The Court finds that this evidence creates a fact issue as to whether [the teacher] intentionally discriminated against C.C. because of her disability by knowingly denying C.C. accommodations.  (Emphasis added).

So it does not require hateful words or malicious intent.  Knowing that a student requires certain accommodations and intentionally not providing them can be enough to amount to “intentional discrimination.” That’s why this case is still alive.  Round Rock ISD has tried to get the case dismissed, but the court has rejected that effort because of this lingering fact issue.

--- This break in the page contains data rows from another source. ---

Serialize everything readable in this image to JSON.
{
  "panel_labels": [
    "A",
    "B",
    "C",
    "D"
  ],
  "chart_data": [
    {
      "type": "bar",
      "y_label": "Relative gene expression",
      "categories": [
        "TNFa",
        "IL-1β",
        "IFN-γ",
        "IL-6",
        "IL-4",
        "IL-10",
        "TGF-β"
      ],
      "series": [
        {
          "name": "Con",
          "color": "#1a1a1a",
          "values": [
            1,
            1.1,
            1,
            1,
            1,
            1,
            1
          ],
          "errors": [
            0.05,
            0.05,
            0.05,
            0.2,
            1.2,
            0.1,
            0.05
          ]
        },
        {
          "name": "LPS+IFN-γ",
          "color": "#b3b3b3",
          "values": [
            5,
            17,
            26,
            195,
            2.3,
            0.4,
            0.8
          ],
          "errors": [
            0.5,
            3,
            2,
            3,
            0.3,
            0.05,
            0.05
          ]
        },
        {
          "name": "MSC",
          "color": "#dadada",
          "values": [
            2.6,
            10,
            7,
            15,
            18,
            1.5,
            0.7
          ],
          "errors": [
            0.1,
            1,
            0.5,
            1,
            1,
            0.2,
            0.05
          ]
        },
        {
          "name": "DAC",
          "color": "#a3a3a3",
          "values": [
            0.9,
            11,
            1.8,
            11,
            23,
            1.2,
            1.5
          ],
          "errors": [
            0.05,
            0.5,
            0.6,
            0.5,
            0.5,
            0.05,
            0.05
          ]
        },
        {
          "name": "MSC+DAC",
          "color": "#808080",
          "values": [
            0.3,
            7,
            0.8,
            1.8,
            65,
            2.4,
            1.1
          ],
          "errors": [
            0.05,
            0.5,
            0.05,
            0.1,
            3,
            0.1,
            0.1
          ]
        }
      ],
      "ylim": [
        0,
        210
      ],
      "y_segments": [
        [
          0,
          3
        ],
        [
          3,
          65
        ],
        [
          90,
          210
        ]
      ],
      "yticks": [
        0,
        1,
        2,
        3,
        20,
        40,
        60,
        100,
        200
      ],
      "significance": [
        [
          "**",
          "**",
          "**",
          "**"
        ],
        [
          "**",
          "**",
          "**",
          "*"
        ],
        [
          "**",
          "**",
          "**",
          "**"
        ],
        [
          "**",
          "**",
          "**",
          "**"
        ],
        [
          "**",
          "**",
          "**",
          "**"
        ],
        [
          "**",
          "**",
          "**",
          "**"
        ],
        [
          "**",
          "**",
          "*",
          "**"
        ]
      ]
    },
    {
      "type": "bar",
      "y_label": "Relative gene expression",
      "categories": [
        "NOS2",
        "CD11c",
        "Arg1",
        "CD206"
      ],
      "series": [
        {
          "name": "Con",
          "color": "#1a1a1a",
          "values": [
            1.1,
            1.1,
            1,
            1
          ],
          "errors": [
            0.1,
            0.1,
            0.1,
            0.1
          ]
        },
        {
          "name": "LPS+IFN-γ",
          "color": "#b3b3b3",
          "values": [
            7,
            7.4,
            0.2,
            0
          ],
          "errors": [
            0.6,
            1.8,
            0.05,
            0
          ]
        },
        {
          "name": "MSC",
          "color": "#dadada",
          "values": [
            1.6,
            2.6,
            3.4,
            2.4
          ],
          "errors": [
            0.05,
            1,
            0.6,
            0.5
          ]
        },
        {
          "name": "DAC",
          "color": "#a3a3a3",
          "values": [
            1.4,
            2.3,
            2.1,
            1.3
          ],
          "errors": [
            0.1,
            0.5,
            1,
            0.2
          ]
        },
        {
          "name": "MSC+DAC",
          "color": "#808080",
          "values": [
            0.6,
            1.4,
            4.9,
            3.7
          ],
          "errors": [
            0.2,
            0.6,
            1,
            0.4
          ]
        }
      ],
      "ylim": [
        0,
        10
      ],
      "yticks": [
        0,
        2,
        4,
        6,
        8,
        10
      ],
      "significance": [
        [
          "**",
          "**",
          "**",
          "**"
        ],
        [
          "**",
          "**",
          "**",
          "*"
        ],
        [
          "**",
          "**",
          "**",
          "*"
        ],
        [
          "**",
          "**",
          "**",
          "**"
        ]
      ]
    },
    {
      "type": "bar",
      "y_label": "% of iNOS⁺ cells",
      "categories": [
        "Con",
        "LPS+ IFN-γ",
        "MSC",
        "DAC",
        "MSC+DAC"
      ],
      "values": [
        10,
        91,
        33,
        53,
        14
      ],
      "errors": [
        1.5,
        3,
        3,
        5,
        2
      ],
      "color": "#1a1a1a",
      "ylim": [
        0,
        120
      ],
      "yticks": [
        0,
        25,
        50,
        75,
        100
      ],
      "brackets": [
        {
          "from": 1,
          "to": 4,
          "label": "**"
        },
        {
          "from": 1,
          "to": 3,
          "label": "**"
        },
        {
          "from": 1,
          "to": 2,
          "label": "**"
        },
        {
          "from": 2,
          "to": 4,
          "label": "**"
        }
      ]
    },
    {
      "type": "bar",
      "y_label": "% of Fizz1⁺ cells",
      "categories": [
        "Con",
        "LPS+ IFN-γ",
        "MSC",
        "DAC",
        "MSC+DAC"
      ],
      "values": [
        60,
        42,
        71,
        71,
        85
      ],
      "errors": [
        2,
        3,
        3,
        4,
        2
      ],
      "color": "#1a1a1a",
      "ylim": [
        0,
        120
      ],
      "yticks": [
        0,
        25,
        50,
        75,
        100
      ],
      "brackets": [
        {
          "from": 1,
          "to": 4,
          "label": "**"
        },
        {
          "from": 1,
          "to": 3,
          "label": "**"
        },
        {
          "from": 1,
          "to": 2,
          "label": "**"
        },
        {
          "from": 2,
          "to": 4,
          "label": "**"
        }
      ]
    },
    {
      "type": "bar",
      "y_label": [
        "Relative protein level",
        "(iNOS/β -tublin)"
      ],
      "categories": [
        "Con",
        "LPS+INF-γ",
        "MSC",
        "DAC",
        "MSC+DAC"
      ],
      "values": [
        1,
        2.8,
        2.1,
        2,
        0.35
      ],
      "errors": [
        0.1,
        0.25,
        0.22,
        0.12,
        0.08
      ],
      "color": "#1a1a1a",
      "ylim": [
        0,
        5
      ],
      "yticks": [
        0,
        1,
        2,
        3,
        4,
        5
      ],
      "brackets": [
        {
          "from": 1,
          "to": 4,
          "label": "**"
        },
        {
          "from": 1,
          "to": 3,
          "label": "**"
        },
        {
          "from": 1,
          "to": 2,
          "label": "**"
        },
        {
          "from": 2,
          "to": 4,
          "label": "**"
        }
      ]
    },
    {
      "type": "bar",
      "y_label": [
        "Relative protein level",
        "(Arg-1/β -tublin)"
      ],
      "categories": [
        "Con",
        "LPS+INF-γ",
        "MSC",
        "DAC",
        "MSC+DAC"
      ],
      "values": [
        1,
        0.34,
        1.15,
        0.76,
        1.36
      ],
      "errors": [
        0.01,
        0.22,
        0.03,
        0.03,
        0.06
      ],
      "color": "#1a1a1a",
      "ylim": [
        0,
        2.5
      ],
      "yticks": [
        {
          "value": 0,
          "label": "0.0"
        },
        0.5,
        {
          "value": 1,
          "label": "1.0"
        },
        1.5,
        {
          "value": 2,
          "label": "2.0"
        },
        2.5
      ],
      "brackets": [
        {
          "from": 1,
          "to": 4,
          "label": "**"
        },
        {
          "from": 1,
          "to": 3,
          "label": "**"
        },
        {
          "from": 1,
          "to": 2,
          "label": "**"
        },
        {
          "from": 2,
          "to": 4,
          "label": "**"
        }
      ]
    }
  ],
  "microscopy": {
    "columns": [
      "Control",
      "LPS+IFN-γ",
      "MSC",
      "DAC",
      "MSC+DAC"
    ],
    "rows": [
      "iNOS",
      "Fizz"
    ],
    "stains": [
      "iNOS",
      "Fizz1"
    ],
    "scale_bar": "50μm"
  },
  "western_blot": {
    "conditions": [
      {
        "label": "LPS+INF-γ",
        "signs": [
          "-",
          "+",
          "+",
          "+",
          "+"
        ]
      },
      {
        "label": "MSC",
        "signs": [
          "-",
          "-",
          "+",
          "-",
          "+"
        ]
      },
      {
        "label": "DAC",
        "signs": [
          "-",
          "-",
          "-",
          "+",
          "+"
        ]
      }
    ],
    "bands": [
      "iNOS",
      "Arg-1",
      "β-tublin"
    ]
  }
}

This is something that 504 coordinators should emphasize in staff training.  Have you ever heard a  teacher blow off a student’s need for accommodations?   Have you ever heard a teacher express a decision not to implement accommodations that are a part of a student’s 504 plan?  These teachers are not hateful or malicious. It’s not that they bear some ill will toward students with disabilities.  They often honestly believe that the student does not need the accommodations that are in the plan.  They may even be right about that.  None of that matters.  As this case illustrates, knowing what the 504 plan calls for, and deciding not to do it is “intentional discrimination” which can create legal liability for the district.

The case is S.C. v. Round Rock ISD. The latest ruling in this ongoing case was issued by the federal court for the Western District of Texas on January 19, 2021.  It’s on Special Ed Connection at 78 IDELR 40.

DAWG BONE: DISCRIMINATON THAT IS “INTENTIONAL” DOES NOT HAVE TO BE HATEFUL OR MALICIOUS.